6. For Instructors who want to emphasize the scatter diagram interpretation of a correlation,
consider using Application Question 16. The correlation matrix for all five variables is
provided in the answer to question 16 below as are all the scatter diagrams. Students should
be able to build the data set in Excel for Windows quickly, and they can have Excel create all
possible scatter diagrams.
7. There are many nuances to regression analysis not treated in this chapter’s introduction to the
topic. The intent is to describe the basic concepts and to have students identify their related
values on a printout. Instructors should be aware that in no way will students become more
than fundamentally knowledgeable about regression, running it and interpreting the findings.
8. A constraint in Excel is that it will allow no more than 16 independent variables when
performing regression analysis. When students (or instructors) are confronted with a larger
number of independent variables, we recommend the following approach.
a. Identify groups of independent variables such as demographics, lifestyle
characteristics, usage and/or behavioral variables, performance evaluations and/or
satisfaction variables, etc.
b. Use regression analysis to identify the statistically significant independent variables
in the first group (such as usage and/or behavioral variables).
c.
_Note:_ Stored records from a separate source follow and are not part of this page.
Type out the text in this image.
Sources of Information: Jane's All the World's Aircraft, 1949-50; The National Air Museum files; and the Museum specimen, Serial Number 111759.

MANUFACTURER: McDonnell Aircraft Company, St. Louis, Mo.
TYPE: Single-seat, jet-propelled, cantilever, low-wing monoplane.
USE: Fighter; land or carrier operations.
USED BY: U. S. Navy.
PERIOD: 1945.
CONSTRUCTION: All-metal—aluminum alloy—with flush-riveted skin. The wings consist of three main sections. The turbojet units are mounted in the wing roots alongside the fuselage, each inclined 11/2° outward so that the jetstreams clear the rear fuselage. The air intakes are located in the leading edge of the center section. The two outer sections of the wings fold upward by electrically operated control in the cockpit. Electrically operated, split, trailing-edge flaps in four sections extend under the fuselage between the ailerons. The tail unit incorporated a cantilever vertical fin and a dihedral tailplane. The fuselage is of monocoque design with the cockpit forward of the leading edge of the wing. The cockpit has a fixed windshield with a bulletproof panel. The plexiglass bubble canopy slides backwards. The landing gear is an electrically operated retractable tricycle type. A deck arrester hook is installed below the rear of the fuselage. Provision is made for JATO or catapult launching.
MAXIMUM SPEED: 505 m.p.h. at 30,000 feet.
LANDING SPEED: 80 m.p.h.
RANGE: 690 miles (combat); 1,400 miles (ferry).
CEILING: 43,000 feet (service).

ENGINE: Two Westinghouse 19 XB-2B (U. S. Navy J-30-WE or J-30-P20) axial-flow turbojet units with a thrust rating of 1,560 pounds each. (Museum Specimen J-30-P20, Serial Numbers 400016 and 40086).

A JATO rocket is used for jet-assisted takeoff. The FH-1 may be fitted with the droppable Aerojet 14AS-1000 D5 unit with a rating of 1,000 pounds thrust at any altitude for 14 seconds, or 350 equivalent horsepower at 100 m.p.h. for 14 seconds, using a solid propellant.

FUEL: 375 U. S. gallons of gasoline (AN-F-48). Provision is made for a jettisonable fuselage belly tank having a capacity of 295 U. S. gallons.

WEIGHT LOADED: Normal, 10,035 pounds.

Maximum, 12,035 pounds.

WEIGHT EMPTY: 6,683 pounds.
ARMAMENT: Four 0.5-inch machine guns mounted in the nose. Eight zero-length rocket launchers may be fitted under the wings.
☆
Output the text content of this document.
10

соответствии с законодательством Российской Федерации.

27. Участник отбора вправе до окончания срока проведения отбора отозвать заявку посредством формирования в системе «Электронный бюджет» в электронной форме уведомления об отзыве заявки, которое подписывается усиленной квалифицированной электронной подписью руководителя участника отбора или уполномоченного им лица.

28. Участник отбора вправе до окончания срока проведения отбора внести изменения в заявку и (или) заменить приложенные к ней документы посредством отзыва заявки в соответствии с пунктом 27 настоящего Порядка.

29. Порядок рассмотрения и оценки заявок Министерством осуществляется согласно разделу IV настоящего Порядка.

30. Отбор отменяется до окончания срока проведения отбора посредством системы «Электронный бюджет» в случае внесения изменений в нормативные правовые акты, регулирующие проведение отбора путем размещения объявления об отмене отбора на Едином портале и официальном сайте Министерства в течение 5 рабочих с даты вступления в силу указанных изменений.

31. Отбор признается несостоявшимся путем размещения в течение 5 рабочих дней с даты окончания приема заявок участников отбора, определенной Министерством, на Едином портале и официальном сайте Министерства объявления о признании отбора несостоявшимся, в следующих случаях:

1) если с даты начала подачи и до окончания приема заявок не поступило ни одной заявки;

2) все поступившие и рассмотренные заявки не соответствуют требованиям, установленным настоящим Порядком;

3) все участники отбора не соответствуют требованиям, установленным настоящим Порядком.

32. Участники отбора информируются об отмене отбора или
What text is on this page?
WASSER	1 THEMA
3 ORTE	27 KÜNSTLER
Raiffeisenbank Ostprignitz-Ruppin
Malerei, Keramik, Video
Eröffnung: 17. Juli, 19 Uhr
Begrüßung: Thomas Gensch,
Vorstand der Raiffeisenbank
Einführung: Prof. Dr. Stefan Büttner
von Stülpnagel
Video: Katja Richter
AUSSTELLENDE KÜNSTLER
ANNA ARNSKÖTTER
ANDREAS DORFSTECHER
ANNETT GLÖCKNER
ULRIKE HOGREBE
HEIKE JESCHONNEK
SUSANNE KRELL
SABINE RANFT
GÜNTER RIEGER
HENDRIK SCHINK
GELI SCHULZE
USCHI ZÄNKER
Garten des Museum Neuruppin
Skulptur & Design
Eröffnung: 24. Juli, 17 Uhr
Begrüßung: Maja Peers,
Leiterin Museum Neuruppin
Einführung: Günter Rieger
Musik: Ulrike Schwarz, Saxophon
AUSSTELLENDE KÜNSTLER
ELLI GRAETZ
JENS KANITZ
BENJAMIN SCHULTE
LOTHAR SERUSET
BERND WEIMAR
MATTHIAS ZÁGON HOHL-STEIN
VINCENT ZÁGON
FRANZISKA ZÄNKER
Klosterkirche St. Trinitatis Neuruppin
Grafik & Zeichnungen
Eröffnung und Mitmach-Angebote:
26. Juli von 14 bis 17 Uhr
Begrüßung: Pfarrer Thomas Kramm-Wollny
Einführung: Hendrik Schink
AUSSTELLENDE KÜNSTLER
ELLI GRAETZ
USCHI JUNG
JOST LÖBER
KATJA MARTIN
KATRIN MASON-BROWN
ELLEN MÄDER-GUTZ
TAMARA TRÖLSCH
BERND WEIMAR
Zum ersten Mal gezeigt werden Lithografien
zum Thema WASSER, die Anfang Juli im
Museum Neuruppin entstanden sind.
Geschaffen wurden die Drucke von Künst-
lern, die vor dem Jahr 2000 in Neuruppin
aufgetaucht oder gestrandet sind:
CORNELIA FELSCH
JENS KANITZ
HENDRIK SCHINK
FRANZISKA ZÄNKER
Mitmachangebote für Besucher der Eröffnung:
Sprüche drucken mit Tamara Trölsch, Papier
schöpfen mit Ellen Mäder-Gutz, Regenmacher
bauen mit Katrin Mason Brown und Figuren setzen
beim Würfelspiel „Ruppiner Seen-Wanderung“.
Add the next group to these variables (such as lifestyle characteristics) and determine
the statistically significant independent variables. (It is necessary to rerun the
regression each time as the addition of new independent variables affects the outcome
every time due to changes in sample size, non-inclusion of missing observations, etc.)
d. Continue with this approach until the final set of statistically significant independent
variables are determined.
9. When running multiple regression, the XL Data Analyst checks for multicolinearity among
the independent variables. That is, a requirement of multiple regression is that there is not
high correlation between any two independent variables. Using a “tolerance” test, the
program will detect the level of multicolinearity and issue a warning if the level is too high.
Processing stops. Users should systematically find the two independent variables with the
highest correlation and eliminate one from the multiple regression analysis. This approach
may take several iterations if several independent variables are highly correlated.